His magnum opus was Animals in Art and Thought to the End of the Middle Ages, published posthumously, and edited by Evelyn Antal, wife of Frederick Antal, and John Harthan. Klingender inherited an interest in this subject from his father who had been a painter of animals, and he added to that his own sociological, Marxist and Freudian interpretations. His thesis was that as well as being the companions and servants of man, the depiction of animals in art was symbolic of the hidden or secret urges of society. He was encouraged in his work by Julian Huxley, whose suggestions were incorporated into the final work. Klingender had intended to complete the work up to the nineteenth century, and possibly later, however, on his death the manuscript was only substantially complete up to the end of the Middle Ages and the editors took the decision to publish only up to that point, hence the chosen title. Later periods were added as an Epilogue from the available notes.

==Selected publications==
- Money Behind the Screen. A report prepared on behalf of the Film Council by F. D. Klingender and Stuart Legg, etc.. London: Film Council of Great Britain, Lawrence & Wishart, 1937.

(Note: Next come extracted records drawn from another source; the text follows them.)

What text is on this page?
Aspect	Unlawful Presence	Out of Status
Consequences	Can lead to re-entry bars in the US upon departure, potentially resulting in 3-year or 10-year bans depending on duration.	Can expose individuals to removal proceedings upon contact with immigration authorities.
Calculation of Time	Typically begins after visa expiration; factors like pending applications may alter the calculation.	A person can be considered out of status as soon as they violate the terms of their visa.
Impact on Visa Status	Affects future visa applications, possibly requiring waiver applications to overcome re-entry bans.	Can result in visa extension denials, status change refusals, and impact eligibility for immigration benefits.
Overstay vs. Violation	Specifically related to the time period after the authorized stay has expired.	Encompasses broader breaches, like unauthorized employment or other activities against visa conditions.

- Hogarth and English Caricature. (Ed.) Transatlantic Arts, 1944.
- Art and the Industrial Revolution. London; Noel Carrington, 1947. ISBN 0586081224
- Goya in the Democratic Tradition. London; Sidgwick & Jackson, 1948.
- Animals in Art and Thought to the End of the Middle Ages. Edited by Evelyn Antal and John Harthan. London: Routledge and Kegan Paul, 1971. ISBN 0710068174
- 5 on Revolutionary Art. Essays by Herbert Read, F.D. Klingender, Eric Gill, A.L. Lloyd, Alick West. Edited by B. Real.